Kazakh Court Fines Top Activist Charged With 'Inciting Ethnic Tensions'

NUR-SULTAN -- A prominent Kazakh activist on trial for inciting ethnic tensions has been released from police custody and fined the equivalent of nearly $300.

Serikzhan Bilash, who has campaigned for the release of ethnic Kazakhs in China, told supporters outside the courtroom in Almaty on August 16 that his release was a "victory for the people."

Bilash, the leader of Atazhurt Eriktileri (Volunteers of the Fatherland), has been under house arrest in Nur-Sultan since March after his organization staged several gatherings of ethnic Kazakhs from Xinjiang who have resettled in Kazakhstan.

He has criticized the conditions at what the Chinese government calls "re-education camps."

Bilash has been accused of advocating an uprising against the Chinese Communist Party because of alleged atrocities being committed at the camps.

Bilash was born in Xinjiang, which borders Kazakhstan, and is a naturalized Kazakh citizen.

In February, an Almaty court found Bilash guilty of being the leader of an unregistered organization and fined him the equivalent of $670.

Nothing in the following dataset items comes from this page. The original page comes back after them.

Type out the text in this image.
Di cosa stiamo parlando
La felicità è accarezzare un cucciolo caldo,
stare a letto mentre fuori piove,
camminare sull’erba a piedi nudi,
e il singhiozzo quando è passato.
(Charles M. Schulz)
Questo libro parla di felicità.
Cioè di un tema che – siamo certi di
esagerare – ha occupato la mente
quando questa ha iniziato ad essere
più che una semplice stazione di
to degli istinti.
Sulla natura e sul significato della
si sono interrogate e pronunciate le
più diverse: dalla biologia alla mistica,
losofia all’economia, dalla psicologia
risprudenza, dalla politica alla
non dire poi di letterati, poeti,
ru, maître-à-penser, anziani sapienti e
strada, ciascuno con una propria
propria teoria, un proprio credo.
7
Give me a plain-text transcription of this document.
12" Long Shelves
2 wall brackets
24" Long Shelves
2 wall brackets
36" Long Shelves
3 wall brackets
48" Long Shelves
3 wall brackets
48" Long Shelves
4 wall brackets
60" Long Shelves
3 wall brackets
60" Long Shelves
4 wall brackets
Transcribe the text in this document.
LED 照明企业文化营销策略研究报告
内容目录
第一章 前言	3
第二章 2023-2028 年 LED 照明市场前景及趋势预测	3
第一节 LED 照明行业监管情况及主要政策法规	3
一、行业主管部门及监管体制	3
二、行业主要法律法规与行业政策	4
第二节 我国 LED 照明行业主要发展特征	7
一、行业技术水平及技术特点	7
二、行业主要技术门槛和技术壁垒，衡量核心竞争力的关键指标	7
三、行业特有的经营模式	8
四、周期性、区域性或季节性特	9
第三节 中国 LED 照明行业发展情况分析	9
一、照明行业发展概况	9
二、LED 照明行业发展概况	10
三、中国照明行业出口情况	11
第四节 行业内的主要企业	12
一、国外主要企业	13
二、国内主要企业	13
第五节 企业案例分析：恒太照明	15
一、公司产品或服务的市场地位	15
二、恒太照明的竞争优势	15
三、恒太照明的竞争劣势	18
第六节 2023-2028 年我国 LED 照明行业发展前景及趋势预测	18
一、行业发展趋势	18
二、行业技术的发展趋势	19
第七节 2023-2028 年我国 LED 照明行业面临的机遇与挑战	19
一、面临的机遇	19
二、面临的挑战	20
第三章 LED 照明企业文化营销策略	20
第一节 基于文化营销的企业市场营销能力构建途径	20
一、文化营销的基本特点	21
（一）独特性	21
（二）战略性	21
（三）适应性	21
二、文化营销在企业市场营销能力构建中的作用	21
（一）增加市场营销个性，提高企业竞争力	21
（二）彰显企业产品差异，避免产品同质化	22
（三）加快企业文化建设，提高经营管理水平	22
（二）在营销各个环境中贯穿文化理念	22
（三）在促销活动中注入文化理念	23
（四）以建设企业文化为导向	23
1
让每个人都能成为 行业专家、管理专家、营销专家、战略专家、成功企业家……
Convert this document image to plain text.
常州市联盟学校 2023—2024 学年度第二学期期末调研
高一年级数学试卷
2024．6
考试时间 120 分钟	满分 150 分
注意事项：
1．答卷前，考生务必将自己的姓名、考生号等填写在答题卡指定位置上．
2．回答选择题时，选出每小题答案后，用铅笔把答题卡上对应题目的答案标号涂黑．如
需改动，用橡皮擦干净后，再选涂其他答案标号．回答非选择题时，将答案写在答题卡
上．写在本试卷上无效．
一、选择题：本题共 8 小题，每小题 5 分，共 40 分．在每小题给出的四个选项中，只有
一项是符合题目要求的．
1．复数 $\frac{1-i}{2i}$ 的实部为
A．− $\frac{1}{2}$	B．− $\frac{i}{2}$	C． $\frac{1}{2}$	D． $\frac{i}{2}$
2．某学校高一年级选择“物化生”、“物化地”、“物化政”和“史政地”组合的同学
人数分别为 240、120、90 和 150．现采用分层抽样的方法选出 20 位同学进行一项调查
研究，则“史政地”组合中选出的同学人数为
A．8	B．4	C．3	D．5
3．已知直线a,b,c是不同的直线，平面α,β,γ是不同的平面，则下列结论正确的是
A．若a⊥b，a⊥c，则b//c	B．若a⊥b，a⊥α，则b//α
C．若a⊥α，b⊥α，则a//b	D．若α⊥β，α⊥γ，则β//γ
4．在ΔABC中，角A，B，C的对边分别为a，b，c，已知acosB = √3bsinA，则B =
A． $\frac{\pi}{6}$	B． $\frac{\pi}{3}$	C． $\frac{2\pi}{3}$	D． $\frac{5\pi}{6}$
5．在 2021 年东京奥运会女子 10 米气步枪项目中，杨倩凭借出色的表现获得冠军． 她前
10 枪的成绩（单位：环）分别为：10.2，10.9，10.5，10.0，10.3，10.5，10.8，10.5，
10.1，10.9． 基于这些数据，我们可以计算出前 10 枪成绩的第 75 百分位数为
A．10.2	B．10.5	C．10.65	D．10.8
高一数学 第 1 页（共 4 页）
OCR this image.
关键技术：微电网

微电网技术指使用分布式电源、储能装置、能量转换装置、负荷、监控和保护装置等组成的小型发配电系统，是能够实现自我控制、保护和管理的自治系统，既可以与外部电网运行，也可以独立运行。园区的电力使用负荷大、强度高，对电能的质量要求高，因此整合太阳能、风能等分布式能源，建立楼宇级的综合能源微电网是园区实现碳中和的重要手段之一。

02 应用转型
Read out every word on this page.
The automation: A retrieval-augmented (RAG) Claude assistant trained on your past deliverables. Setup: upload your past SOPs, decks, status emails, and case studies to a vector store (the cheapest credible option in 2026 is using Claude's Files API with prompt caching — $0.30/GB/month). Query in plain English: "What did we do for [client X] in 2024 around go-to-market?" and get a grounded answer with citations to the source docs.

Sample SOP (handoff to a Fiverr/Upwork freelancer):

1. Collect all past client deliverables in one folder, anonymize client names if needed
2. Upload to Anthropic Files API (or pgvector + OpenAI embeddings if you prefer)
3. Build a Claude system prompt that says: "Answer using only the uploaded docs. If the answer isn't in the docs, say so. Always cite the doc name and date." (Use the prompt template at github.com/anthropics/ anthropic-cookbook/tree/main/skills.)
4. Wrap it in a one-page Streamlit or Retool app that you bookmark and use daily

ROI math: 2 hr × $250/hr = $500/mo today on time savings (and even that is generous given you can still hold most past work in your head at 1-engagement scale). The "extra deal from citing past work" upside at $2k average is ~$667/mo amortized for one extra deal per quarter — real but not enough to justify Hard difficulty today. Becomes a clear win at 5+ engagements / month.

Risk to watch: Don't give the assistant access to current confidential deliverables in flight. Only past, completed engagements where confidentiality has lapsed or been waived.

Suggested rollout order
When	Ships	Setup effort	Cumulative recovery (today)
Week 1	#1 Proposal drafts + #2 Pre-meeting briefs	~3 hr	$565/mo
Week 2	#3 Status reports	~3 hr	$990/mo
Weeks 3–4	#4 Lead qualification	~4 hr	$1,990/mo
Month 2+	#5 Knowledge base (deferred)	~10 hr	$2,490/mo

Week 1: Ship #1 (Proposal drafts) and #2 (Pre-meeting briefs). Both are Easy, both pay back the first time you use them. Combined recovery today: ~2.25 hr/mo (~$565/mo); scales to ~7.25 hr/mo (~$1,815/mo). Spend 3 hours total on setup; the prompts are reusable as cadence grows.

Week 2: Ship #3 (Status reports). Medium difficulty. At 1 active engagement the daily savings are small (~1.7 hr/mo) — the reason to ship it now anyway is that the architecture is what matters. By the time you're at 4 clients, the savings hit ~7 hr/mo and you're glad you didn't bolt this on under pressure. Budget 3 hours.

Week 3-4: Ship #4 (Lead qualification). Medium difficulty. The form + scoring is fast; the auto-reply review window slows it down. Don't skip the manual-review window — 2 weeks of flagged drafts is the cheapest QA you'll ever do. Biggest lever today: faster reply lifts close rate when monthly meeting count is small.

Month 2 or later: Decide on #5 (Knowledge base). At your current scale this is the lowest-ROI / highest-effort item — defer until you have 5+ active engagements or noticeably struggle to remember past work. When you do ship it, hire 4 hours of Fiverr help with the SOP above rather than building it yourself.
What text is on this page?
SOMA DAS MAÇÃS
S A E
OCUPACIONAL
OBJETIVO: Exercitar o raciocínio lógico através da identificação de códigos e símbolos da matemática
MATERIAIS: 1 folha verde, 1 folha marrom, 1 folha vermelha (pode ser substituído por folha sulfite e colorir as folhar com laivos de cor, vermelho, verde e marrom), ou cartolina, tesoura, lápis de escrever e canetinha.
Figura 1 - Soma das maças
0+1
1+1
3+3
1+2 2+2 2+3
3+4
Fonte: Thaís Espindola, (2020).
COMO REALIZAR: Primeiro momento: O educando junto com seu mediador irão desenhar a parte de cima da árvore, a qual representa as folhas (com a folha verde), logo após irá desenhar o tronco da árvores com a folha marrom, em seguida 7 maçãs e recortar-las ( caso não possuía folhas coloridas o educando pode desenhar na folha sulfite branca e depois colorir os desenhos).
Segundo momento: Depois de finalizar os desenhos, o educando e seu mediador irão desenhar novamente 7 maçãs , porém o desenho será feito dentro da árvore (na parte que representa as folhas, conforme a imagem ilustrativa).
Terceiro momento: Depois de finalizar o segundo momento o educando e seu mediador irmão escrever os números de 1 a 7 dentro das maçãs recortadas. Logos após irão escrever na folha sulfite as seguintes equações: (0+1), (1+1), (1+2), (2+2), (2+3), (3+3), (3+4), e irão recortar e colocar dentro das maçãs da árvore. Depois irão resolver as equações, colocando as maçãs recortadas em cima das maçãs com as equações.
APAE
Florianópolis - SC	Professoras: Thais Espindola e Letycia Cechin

Atazhurt Eriktileri has been operating in Kazakhstan since 2017 without proper registration.

Bilash has said that his group will continue to defend the rights of ethnic Kazakhs in Xinjiang, where some of his relatives still live.

The United Nations said in August 2018 that an estimated 1 million ethnic Uyghurs and other mostly Muslim indigenous people of Xinjiang were being held in what it described as "counterextremism centers" in northwestern China.

The UN also said millions more had been forced into internment camps.

China says that the facilities are "vocational education centers" aimed at helping people steer clear of terrorism and allowing them to be reintegrated into society.